Casmer’s pieces have the look of an imaginative mechanic’s blueprints if a mechanic needed blueprints and wasn’t afraid to make them multi-colored. Full of gears and nuts and bolts and everything in between, looking at a Casmer print is like lifting the hatch off the top of a machine you assumed would be intimidating in its complexity, only to find a surprising sense of familiarity with the shapes and forms inside.
These works often look planned because they have a mechanical aspect to them, he says, but he actually uses a fairly organic artistic process. He starts with a traditional drawing using ink on paper, then paints that image digitally on photoshop and makes a print of said image.
“I’ll think of a shape and start with that,” he says. “Things naturally construct around it. I react to each new piece and it builds and sometimes it’s intentionally tightly constructed and sometimes it breaks apart to become something totally different.”
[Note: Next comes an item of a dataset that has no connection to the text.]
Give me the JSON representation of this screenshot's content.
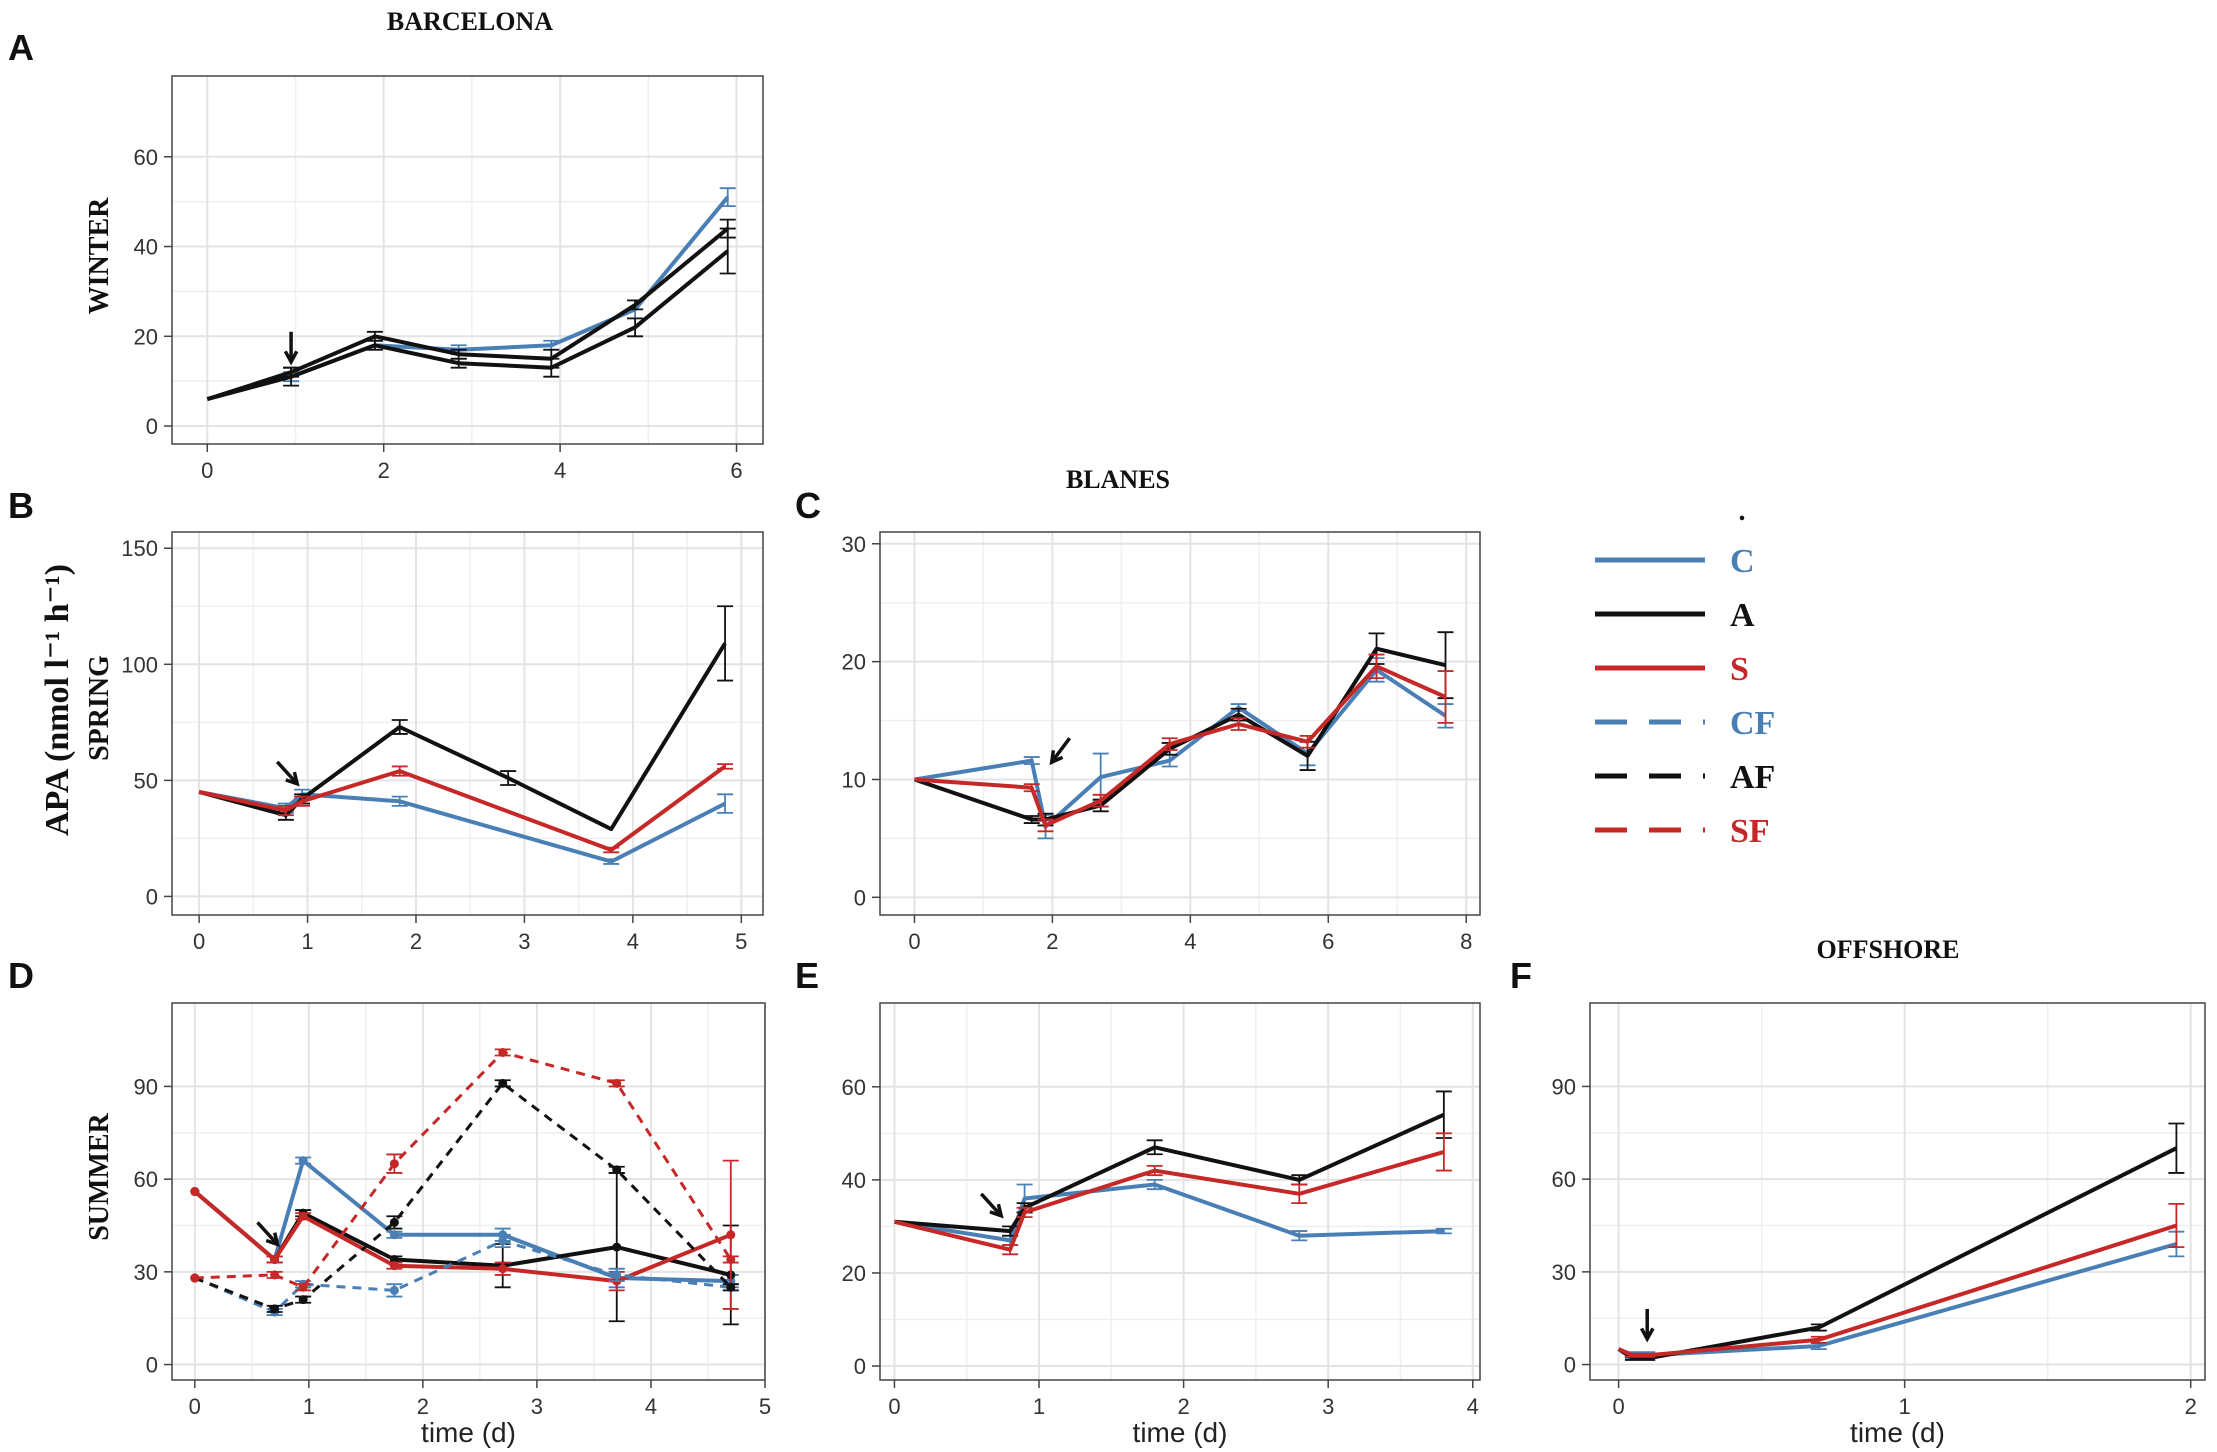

GrandPré’s process is also quite organic.
First, she makes a cup of coffee and heads to the back studio with one of the couple’s three dogs. She puts on some motown or jazz — “something good” like Dave Brubeck or Joe Sample or Aretha Franklin — and she sits with several canvases that she’s already started.
GrandPré likes to work on several pieces at once and says she’ll often have six or seven large paintings in the works at the same time as four or five small ones.
“I don’t like to spend too much time on one because I like to let each inform the next one,” she says. “And I can learn a lot that way instead of fighting with one all day … they all sort of tell me what to do.”
GrandPré says most of the work is intuitive, and as she adds layers of collage and paint and scraps some away, she begins to make a textured surface with a narrative history to it.
“I like to stay in that play mode as long as I can and keep the thinking at bay as long as possible so it doesn’t get stagnant — kind of like jazz,” she says.
Some couples talk about their days at the dinner table. Some talk politics. Casmer and GrandPré talk about shape and form.
Almost every day, the pair shuffles off to their separate studios to spend several hours creating. And almost every day, they also take occasional breaks to mosey over to the other’s art space and see what they’re working on, eventually convening again for lunch and further artistic discussion.
“I enjoy being able to go into her studio and react to what it is she’s working on and have that conversation back and forth,” Casmer says. “(At lunch) She describes how she arrives at this or that and the direction she wants to take with it … yesterday I went totally out of my palette I’d been working in and all of a sudden I had red and she went ‘YES!’ She was very supportive.”
GrandPré agrees, saying she’s able to derive inspiration from Casmer’s work while still maintaining her own style.
“Sometimes I go back into the studio and think of something I saw in Tom’s piece and then think, ‘Why don’t I take that and do it in my own way?’”
The couple is excited to show their work together in their first shared solo exhibit, and they agree that their similar background in illustration but varied processes will make for a show unlike any viewers have seen before.
GrandPré says she hopes not only to sell some art but to inspire a sense of awe and wonder in people, hopefully encouraging them to spend some time with the art and come back to it after a glass of wine (to then see it even clearer).
But this exhibit isn’t really about the viewers. It’s a celebration for two people who love each other and happen to share a passion for visual art.
“We’ve been making art just a few inches away from each other for so long and have come to really understand each other’s art,” GrandPré says. “I don’t talk to my family about my art in that way but my husband has known me and seen my work for so long, I think he gets it and appreciates it like nobody else — as I do him and his work — and that’s just really special.”